Ugly Betty creator Silvio Horta says Amanda started off as a very minor character, but it didn’t take long “for all of us to realize that Becki was amazing. Every time the audience thinks they know everything there is to know about Amanda, [Newton] will do something that will completely defy their expectations, as well as ours.”

Newton with Ferrera on Ugly Betty.Photo: Patrick Harbron/Courtesy of ABC

She does her best work playing off Urie, who, as Mode peon Marc, brings the fashion-gay stereotype to an inspired level of bitchiness. Their easy banter is oddly soothing, given the vicious nature of their conversations; it’s a chemistry that stems from their real-life friendship—a sort of middle-school best-buddiness that I can only imagine irks their fellow cast mates. “Michael and I basically share a brain,” says Newton. “Something will happen and we’ll start laughing hysterically and no one else will know what’s funny. Sometimes we don’t know what’s funny!” Ugly Betty’s writers quickly picked up on their connection. “They started writing scenes for us right away. Even awful people in an office have friends. It humanizes the two of them.”

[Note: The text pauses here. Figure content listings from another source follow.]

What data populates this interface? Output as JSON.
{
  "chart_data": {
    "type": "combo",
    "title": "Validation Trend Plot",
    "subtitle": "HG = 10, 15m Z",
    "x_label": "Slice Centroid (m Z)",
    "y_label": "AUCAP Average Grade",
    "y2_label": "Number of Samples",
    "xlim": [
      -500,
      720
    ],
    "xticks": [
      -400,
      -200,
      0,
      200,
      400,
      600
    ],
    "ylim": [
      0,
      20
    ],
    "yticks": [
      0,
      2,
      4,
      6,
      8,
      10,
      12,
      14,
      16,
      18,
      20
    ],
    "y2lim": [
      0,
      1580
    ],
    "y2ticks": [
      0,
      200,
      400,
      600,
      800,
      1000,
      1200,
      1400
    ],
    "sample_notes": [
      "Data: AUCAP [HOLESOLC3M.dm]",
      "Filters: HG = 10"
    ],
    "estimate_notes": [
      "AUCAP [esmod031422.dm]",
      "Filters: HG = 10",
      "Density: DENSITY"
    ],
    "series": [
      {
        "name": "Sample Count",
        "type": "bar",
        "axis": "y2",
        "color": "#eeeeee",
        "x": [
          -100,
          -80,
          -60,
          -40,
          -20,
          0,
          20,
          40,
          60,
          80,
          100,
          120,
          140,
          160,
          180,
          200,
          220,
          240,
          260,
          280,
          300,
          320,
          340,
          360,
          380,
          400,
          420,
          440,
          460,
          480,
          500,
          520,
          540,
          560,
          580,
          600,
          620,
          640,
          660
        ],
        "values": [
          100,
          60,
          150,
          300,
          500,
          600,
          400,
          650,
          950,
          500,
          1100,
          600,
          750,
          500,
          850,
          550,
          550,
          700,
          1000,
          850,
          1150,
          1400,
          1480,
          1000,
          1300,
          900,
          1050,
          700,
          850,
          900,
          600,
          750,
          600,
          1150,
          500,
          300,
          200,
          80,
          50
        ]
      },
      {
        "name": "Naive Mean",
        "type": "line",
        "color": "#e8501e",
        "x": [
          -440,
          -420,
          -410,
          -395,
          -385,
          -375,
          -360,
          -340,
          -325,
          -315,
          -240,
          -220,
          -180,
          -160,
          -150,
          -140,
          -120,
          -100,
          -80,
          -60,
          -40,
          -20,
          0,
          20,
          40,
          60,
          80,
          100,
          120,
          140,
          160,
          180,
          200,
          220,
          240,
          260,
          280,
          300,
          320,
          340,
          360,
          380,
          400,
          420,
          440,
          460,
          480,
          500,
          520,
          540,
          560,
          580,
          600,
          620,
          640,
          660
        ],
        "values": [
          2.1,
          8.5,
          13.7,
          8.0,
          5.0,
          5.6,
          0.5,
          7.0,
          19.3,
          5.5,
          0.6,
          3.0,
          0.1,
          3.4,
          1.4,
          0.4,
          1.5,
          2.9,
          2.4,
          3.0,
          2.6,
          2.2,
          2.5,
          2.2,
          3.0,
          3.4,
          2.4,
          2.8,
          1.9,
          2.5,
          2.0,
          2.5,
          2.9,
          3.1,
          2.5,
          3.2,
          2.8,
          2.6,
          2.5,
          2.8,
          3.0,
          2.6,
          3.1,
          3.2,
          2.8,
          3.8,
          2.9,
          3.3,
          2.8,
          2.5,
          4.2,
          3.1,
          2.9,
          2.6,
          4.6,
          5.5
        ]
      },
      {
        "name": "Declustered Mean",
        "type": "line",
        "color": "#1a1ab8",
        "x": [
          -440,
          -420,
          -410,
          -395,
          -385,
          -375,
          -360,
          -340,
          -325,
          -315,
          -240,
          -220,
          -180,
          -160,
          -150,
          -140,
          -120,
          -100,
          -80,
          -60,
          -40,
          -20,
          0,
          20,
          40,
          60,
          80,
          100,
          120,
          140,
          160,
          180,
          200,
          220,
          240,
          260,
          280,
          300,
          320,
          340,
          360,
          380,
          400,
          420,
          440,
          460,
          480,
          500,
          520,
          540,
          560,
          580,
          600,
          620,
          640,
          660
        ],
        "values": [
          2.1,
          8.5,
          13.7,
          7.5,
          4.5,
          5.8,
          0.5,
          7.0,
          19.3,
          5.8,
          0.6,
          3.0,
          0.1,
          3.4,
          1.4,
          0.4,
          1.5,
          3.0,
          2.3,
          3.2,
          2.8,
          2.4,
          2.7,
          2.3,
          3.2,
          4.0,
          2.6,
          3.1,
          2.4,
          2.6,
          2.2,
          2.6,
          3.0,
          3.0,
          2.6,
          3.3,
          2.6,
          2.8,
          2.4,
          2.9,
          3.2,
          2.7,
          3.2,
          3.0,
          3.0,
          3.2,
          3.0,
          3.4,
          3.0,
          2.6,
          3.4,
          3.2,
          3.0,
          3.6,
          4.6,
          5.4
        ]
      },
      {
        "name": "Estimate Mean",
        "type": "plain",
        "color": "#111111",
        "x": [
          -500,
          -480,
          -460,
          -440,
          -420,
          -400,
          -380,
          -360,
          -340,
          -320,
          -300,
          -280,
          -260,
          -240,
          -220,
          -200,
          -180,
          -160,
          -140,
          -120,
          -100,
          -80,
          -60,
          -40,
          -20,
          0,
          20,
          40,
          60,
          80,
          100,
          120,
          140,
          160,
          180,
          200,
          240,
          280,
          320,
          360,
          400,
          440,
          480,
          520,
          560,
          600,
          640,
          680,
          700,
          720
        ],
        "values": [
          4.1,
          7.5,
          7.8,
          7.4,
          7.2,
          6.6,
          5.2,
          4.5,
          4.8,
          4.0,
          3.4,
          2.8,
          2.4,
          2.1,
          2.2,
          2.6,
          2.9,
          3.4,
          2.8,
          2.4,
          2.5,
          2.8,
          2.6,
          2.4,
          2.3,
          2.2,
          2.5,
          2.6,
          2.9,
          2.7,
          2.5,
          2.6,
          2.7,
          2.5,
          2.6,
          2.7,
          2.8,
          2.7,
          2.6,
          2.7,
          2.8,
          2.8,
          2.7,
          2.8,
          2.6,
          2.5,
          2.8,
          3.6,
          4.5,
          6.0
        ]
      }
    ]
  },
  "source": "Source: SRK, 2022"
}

Newton is thrilled to be living in New York full-time again (the show moved from L.A. this season). Our city is, after all, where Mode is located. It also provided the setting for Newton’s classic meeting with her husband, actor Chris Diamantopoulos. Newton was in the Times Square subway station when he tapped her on the shoulder. “He asked me if I wanted to see him on Broadway naked,” she says. Before you get the wrong idea, it should be noted that he was starring in The Full Monty at the time. “It could have been creepy, but it was so cute!” The couple has settled back in their old apartment. “I never thought I’d end up on a show shot in New York. I’m not cut out to be a detective on Law & Order—I laugh too easily,” she says. Furthermore, her fashion-forward wardrobe finally makes sense. “It’s so fun to be walking around in my crazy Amanda outfits. People on the street here actually dress that way!”